There is a disease process named obsessive compulsive disorder.  In this illness, we perceive things that at some level we understand are not likely nor true. These fears are called “egodystonic,” when we can tell that our fears don’t make sense.  For example, it may preoccupy my thoughts that I fear I just ran over a pedestrian with my car, even though at some level I know I didn’t.  Not driving back and forth on the street to look for the victim where I fear the accident happened for hours is therefore terrifying to my core.  If asked outright if any of it made any sense, I’d say no.  We all have features of this disorder but don’t necessary to the full extent.  And that is where we got terms like “Step on a crack, break your mother’s back.”

It goes to reason that fears consistent with our inner selves are “egosyntonic.”  In its diseased states, we see this in disconnected thought form disorders such as schizophrenia.  The healthier examples are much easier for most of us to understand and relate to.  I fear if I speed, I will get a ticket.  Healthy and connected fear.

Now what was going on with the man I mentioned above?  Did his daughter ever say she blamed him?  Was he trusting his feelings?  His Jedi-intuition?  Was this egodystonic or egosyntonic?

Egodystonic fears in a much milder form include simple personalizations.  Making something about us that isn’t.  Your girlfriend makes jokes about you being irresponsible.  A friend doesn’t return your calls.  Your daughter is moving away.  You can see the potential fears building up.  Will we believe them?
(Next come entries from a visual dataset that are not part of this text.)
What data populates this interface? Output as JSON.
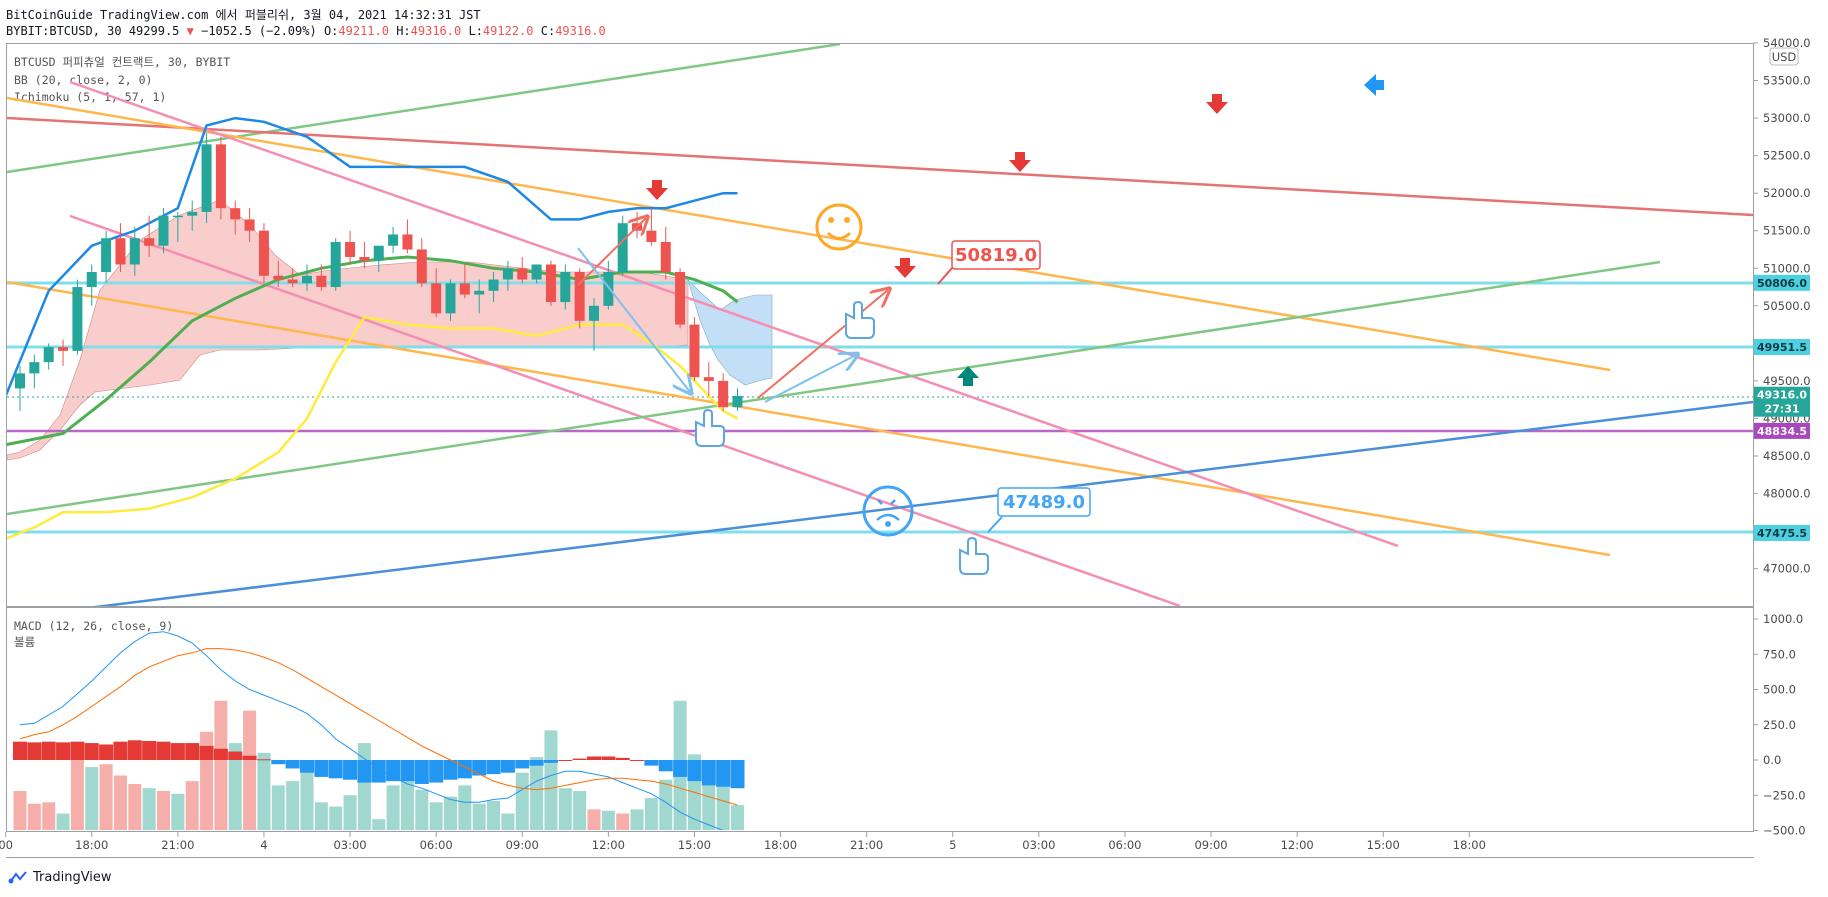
{
  "header": {
    "line1": "BitCoinGuide TradingView.com 에서 퍼블리쉬, 3월 04, 2021 14:32:31 JST",
    "symbol": "BYBIT:BTCUSD, 30",
    "last": "49299.5",
    "change": "−1052.5 (−2.09%)",
    "o_label": "O:",
    "o_value": "49211.0",
    "h_label": "H:",
    "h_value": "49316.0",
    "l_label": "L:",
    "l_value": "49122.0",
    "c_label": "C:",
    "c_value": "49316.0"
  },
  "legend": {
    "title": "BTCUSD 퍼피츄얼 컨트랙트, 30, BYBIT",
    "bb": "BB (20, close, 2, 0)",
    "ichimoku": "Ichimoku (5, 1, 57, 1)",
    "macd": "MACD (12, 26, close, 9)",
    "volume": "볼륨"
  },
  "currency": "USD",
  "price_axis": [
    "54000.0",
    "53500.0",
    "53000.0",
    "52500.0",
    "52000.0",
    "51500.0",
    "51000.0",
    "50500.0",
    "50000.0",
    "49500.0",
    "49000.0",
    "48500.0",
    "48000.0",
    "47500.0",
    "47000.0"
  ],
  "macd_axis": [
    "1000.0",
    "750.0",
    "500.0",
    "250.0",
    "0.0",
    "−250.0",
    "−500.0"
  ],
  "time_axis": [
    {
      "label": "00",
      "idx": -1
    },
    {
      "label": "18:00",
      "idx": 5
    },
    {
      "label": "21:00",
      "idx": 11
    },
    {
      "label": "4",
      "idx": 17
    },
    {
      "label": "03:00",
      "idx": 23
    },
    {
      "label": "06:00",
      "idx": 29
    },
    {
      "label": "09:00",
      "idx": 35
    },
    {
      "label": "12:00",
      "idx": 41
    },
    {
      "label": "15:00",
      "idx": 47
    },
    {
      "label": "18:00",
      "idx": 53
    },
    {
      "label": "21:00",
      "idx": 59
    },
    {
      "label": "5",
      "idx": 65
    },
    {
      "label": "03:00",
      "idx": 71
    },
    {
      "label": "06:00",
      "idx": 77
    },
    {
      "label": "09:00",
      "idx": 83
    },
    {
      "label": "12:00",
      "idx": 89
    },
    {
      "label": "15:00",
      "idx": 95
    },
    {
      "label": "18:00",
      "idx": 101
    }
  ],
  "price_tags": [
    {
      "text": "50806.0",
      "price": 50806,
      "color": "#4dd0e1"
    },
    {
      "text": "49951.5",
      "price": 49951.5,
      "color": "#4dd0e1"
    },
    {
      "text": "49316.0",
      "price": 49316,
      "color": "#26a69a"
    },
    {
      "text": "27:31",
      "price": 49130,
      "color": "#26a69a"
    },
    {
      "text": "48834.5",
      "price": 48834.5,
      "color": "#ab47bc"
    },
    {
      "text": "47475.5",
      "price": 47475.5,
      "color": "#4dd0e1"
    }
  ],
  "callouts": [
    {
      "text": "50819.0",
      "price": 50819,
      "color": "#ef5350"
    },
    {
      "text": "47489.0",
      "price": 47489,
      "color": "#42a5f5"
    }
  ],
  "footer": {
    "brand": "TradingView"
  },
  "chart_data": [
    {
      "type": "candlestick",
      "title": "BTCUSD 퍼피츄얼 컨트랙트, 30, BYBIT",
      "ylim": [
        46600,
        54100
      ],
      "x_unit": "30-minute bars, 3 Mar 2021 ~15:30 to 4 Mar 2021 14:30 JST",
      "ohlc": [
        [
          49400,
          49700,
          49100,
          49600
        ],
        [
          49600,
          49850,
          49400,
          49750
        ],
        [
          49750,
          50000,
          49650,
          49950
        ],
        [
          49950,
          50050,
          49700,
          49900
        ],
        [
          49900,
          50850,
          49850,
          50750
        ],
        [
          50750,
          51050,
          50500,
          50950
        ],
        [
          50950,
          51500,
          50800,
          51400
        ],
        [
          51400,
          51600,
          50950,
          51050
        ],
        [
          51050,
          51550,
          50900,
          51400
        ],
        [
          51400,
          51700,
          51150,
          51300
        ],
        [
          51300,
          51800,
          51200,
          51700
        ],
        [
          51700,
          51750,
          51350,
          51700
        ],
        [
          51700,
          51900,
          51500,
          51750
        ],
        [
          51750,
          52800,
          51600,
          52650
        ],
        [
          52650,
          52750,
          51650,
          51800
        ],
        [
          51800,
          51900,
          51450,
          51650
        ],
        [
          51650,
          51800,
          51350,
          51500
        ],
        [
          51500,
          51600,
          50800,
          50900
        ],
        [
          50900,
          51100,
          50750,
          50850
        ],
        [
          50850,
          51000,
          50750,
          50800
        ],
        [
          50800,
          51050,
          50700,
          50900
        ],
        [
          50900,
          51050,
          50700,
          50750
        ],
        [
          50750,
          51400,
          50700,
          51350
        ],
        [
          51350,
          51500,
          51050,
          51150
        ],
        [
          51150,
          51350,
          51000,
          51100
        ],
        [
          51100,
          51300,
          50950,
          51300
        ],
        [
          51300,
          51550,
          51200,
          51450
        ],
        [
          51450,
          51650,
          51200,
          51250
        ],
        [
          51250,
          51400,
          50750,
          50800
        ],
        [
          50800,
          51000,
          50350,
          50400
        ],
        [
          50400,
          50850,
          50300,
          50800
        ],
        [
          50800,
          51050,
          50600,
          50650
        ],
        [
          50650,
          50850,
          50400,
          50700
        ],
        [
          50700,
          50950,
          50550,
          50850
        ],
        [
          50850,
          51100,
          50700,
          51000
        ],
        [
          51000,
          51150,
          50800,
          50850
        ],
        [
          50850,
          51050,
          50800,
          51050
        ],
        [
          51050,
          51100,
          50500,
          50550
        ],
        [
          50550,
          51050,
          50450,
          50950
        ],
        [
          50950,
          51000,
          50200,
          50300
        ],
        [
          50300,
          50600,
          49900,
          50500
        ],
        [
          50500,
          51100,
          50450,
          50950
        ],
        [
          50950,
          51700,
          50900,
          51600
        ],
        [
          51600,
          51750,
          51400,
          51500
        ],
        [
          51500,
          51800,
          51300,
          51350
        ],
        [
          51350,
          51550,
          50850,
          50950
        ],
        [
          50950,
          51000,
          50200,
          50250
        ],
        [
          50250,
          50350,
          49500,
          49550
        ],
        [
          49550,
          49750,
          49300,
          49500
        ],
        [
          49500,
          49600,
          49100,
          49150
        ],
        [
          49150,
          49400,
          49100,
          49300
        ]
      ]
    },
    {
      "type": "line",
      "title": "BB (20, close, 2, 0) upper band (approx.)",
      "x_index": [
        -1,
        2,
        5,
        8,
        11,
        13,
        15,
        17,
        20,
        23,
        25,
        28,
        31,
        34,
        37,
        39,
        41,
        43,
        45,
        47,
        49,
        50
      ],
      "y": [
        49300,
        50700,
        51300,
        51500,
        51800,
        52900,
        53000,
        52950,
        52750,
        52350,
        52350,
        52350,
        52350,
        52150,
        51650,
        51650,
        51750,
        51800,
        51800,
        51900,
        52000,
        52000
      ]
    },
    {
      "type": "line",
      "title": "Ichimoku conversion line (approx.)",
      "x_index": [
        -1,
        3,
        6,
        9,
        12,
        15,
        18,
        21,
        24,
        27,
        30,
        33,
        36,
        39,
        42,
        45,
        47,
        49,
        50
      ],
      "y": [
        48650,
        48800,
        49250,
        49750,
        50300,
        50600,
        50850,
        51000,
        51100,
        51150,
        51100,
        51000,
        50950,
        50850,
        50950,
        50950,
        50850,
        50700,
        50550
      ]
    },
    {
      "type": "line",
      "title": "Ichimoku lagging line (approx.)",
      "x_index": [
        -1,
        1,
        3,
        6,
        9,
        12,
        15,
        18,
        20,
        22,
        24,
        27,
        30,
        33,
        36,
        39,
        42,
        44,
        46,
        48,
        49,
        50
      ],
      "y": [
        47400,
        47550,
        47750,
        47750,
        47800,
        47950,
        48200,
        48550,
        49000,
        49750,
        50350,
        50250,
        50200,
        50200,
        50100,
        50250,
        50250,
        50000,
        49700,
        49300,
        49100,
        49000
      ]
    },
    {
      "type": "bar",
      "title": "MACD (12, 26, close, 9)",
      "ylim": [
        -500,
        1000
      ],
      "volume": [
        280,
        190,
        200,
        120,
        560,
        450,
        470,
        390,
        330,
        300,
        280,
        260,
        350,
        700,
        920,
        620,
        850,
        550,
        320,
        350,
        440,
        200,
        170,
        250,
        620,
        80,
        320,
        370,
        290,
        200,
        240,
        320,
        190,
        210,
        120,
        410,
        520,
        710,
        300,
        280,
        150,
        140,
        120,
        150,
        230,
        360,
        920,
        540,
        460,
        310,
        180
      ],
      "histogram": [
        130,
        125,
        130,
        125,
        130,
        120,
        110,
        130,
        140,
        135,
        130,
        120,
        120,
        100,
        80,
        60,
        30,
        5,
        -30,
        -60,
        -90,
        -120,
        -130,
        -140,
        -160,
        -160,
        -150,
        -150,
        -170,
        -160,
        -140,
        -130,
        -110,
        -100,
        -90,
        -60,
        -40,
        -20,
        0,
        10,
        25,
        25,
        15,
        0,
        -40,
        -80,
        -120,
        -150,
        -180,
        -190,
        -200
      ],
      "macd": [
        250,
        260,
        320,
        380,
        470,
        560,
        660,
        760,
        840,
        900,
        910,
        880,
        830,
        740,
        640,
        560,
        500,
        460,
        420,
        380,
        330,
        250,
        150,
        80,
        10,
        -60,
        -120,
        -170,
        -200,
        -240,
        -280,
        -300,
        -300,
        -280,
        -270,
        -210,
        -150,
        -110,
        -80,
        -80,
        -100,
        -120,
        -160,
        -200,
        -240,
        -300,
        -370,
        -420,
        -460,
        -500,
        -500
      ],
      "signal": [
        150,
        180,
        200,
        250,
        310,
        380,
        450,
        520,
        600,
        660,
        700,
        740,
        760,
        790,
        790,
        780,
        760,
        730,
        690,
        640,
        580,
        520,
        460,
        400,
        340,
        280,
        220,
        160,
        100,
        50,
        0,
        -50,
        -100,
        -150,
        -180,
        -200,
        -210,
        -200,
        -180,
        -160,
        -140,
        -130,
        -130,
        -140,
        -150,
        -170,
        -200,
        -230,
        -260,
        -290,
        -320
      ]
    }
  ]
}
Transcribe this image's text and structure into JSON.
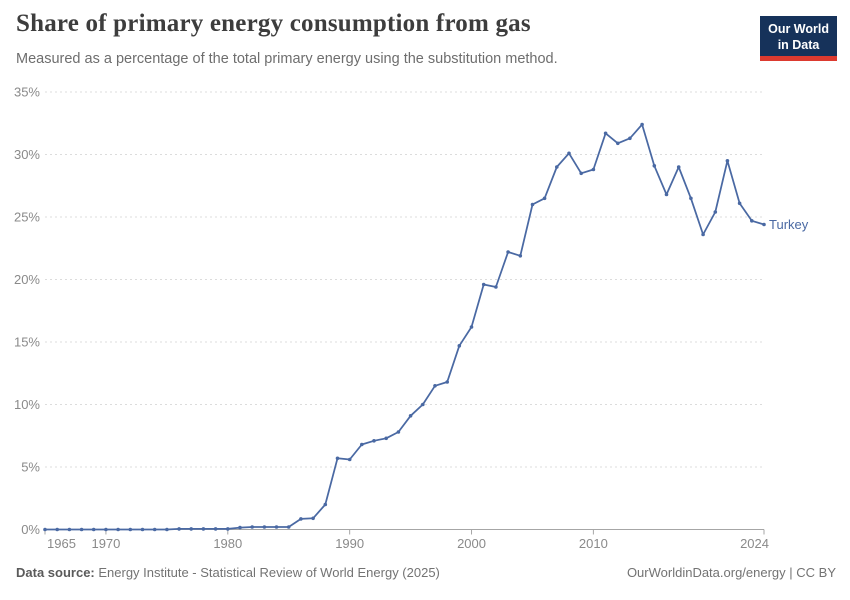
{
  "header": {
    "title": "Share of primary energy consumption from gas",
    "subtitle": "Measured as a percentage of the total primary energy using the substitution method.",
    "logo": {
      "line1": "Our World",
      "line2": "in Data"
    }
  },
  "chart_data": {
    "type": "line",
    "title": "Share of primary energy consumption from gas",
    "xlabel": "",
    "ylabel": "",
    "x_range": [
      1965,
      2024
    ],
    "ylim": [
      0,
      35
    ],
    "y_ticks": [
      0,
      5,
      10,
      15,
      20,
      25,
      30,
      35
    ],
    "y_tick_suffix": "%",
    "x_ticks": [
      1965,
      1970,
      1980,
      1990,
      2000,
      2010,
      2024
    ],
    "grid": "horizontal-dashed",
    "legend_position": "end-of-line",
    "series": [
      {
        "name": "Turkey",
        "color": "#4a69a3",
        "x": [
          1965,
          1966,
          1967,
          1968,
          1969,
          1970,
          1971,
          1972,
          1973,
          1974,
          1975,
          1976,
          1977,
          1978,
          1979,
          1980,
          1981,
          1982,
          1983,
          1984,
          1985,
          1986,
          1987,
          1988,
          1989,
          1990,
          1991,
          1992,
          1993,
          1994,
          1995,
          1996,
          1997,
          1998,
          1999,
          2000,
          2001,
          2002,
          2003,
          2004,
          2005,
          2006,
          2007,
          2008,
          2009,
          2010,
          2011,
          2012,
          2013,
          2014,
          2015,
          2016,
          2017,
          2018,
          2019,
          2020,
          2021,
          2022,
          2023,
          2024
        ],
        "values": [
          0,
          0,
          0,
          0,
          0,
          0,
          0,
          0,
          0,
          0,
          0,
          0.05,
          0.05,
          0.05,
          0.05,
          0.05,
          0.15,
          0.2,
          0.2,
          0.2,
          0.2,
          0.85,
          0.9,
          2,
          5.7,
          5.6,
          6.8,
          7.1,
          7.3,
          7.8,
          9.1,
          10,
          11.5,
          11.8,
          14.7,
          16.2,
          19.6,
          19.4,
          22.2,
          21.9,
          26,
          26.5,
          29,
          30.1,
          28.5,
          28.8,
          31.7,
          30.9,
          31.3,
          32.4,
          29.1,
          26.8,
          29,
          26.5,
          23.6,
          25.4,
          29.5,
          26.1,
          24.7,
          24.4
        ]
      }
    ]
  },
  "footer": {
    "source_label": "Data source:",
    "source_text": " Energy Institute - Statistical Review of World Energy (2025)",
    "right_text": "OurWorldinData.org/energy | CC BY"
  },
  "colors": {
    "line": "#4a69a3",
    "grid": "#dcdcdc",
    "axis": "#a6a6a6",
    "tick_label": "#8a8a8a",
    "logo_bg": "#16325a",
    "logo_bar": "#dc3a2f"
  }
}
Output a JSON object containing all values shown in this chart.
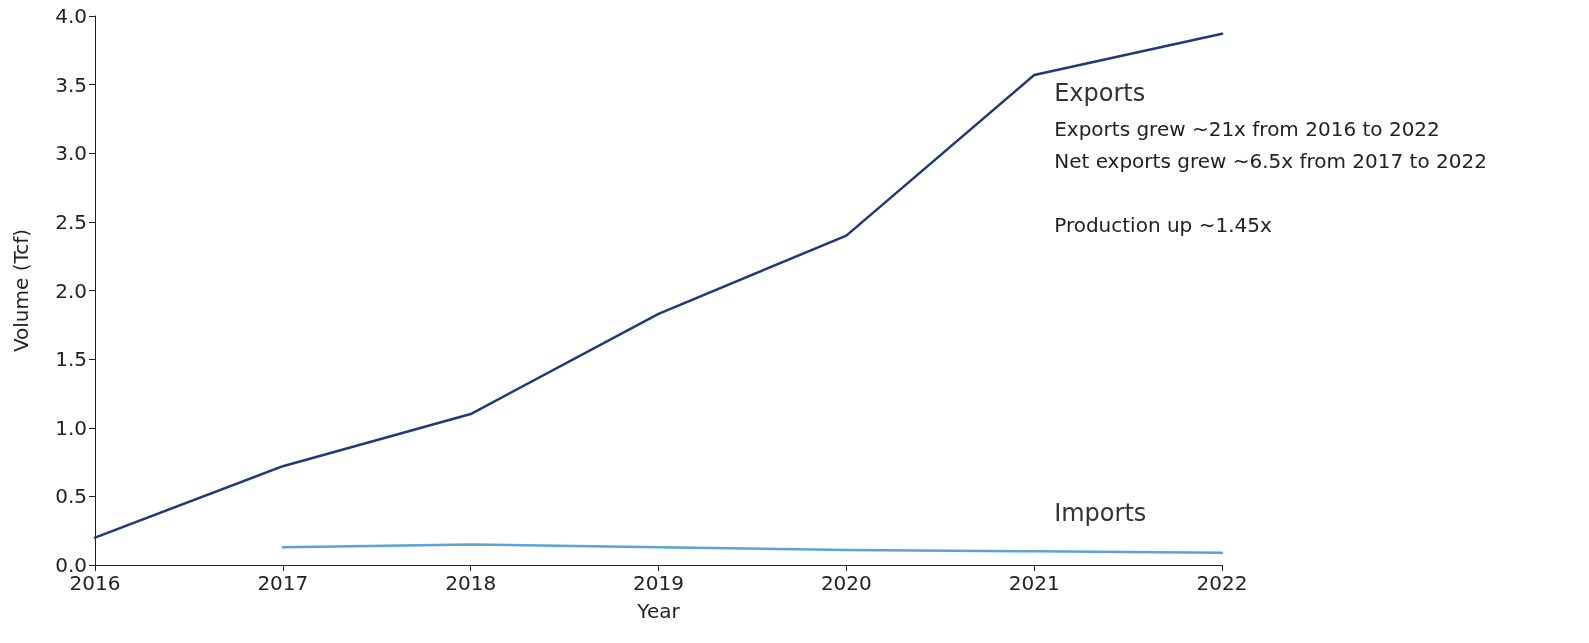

Believing our perceptions depends on different paradigms.  There are our biological illnesses that predispose our perceptions (major depressive disorder, obsessive compulsive disorder, generalized anxiety disorder, etc…).  We have our temperaments to answer to.  Some of us are wired to be more suspicious v. trusting.  There are adjustment issues, related to stressors around us.  We have our own coping skills.  And how about poor self-care such as poor sleep hygiene and little exercise?  All of that will play on what we are going to do with our perceptions.

Truth is, generally very little of what we hear has anything to do with us.  Now there is the other extreme of course.  A personality disorder who has little insight into the way they are influencing the world around them and take little responsibility.  But that is the exception.  More often, we walk around licking wounds that came from a series of misperceptions and personalizations.  It takes up a lot of time and is a disconnecting force between me and thee and thee and thee.

Self Care Tip #72 – The best way to keep the space between us open, honest, healthy, connected – is take care of our own selves.  Be a friend to yourself.

Question:  What has happened in the space between you and the ones you love?  Please tell me your story.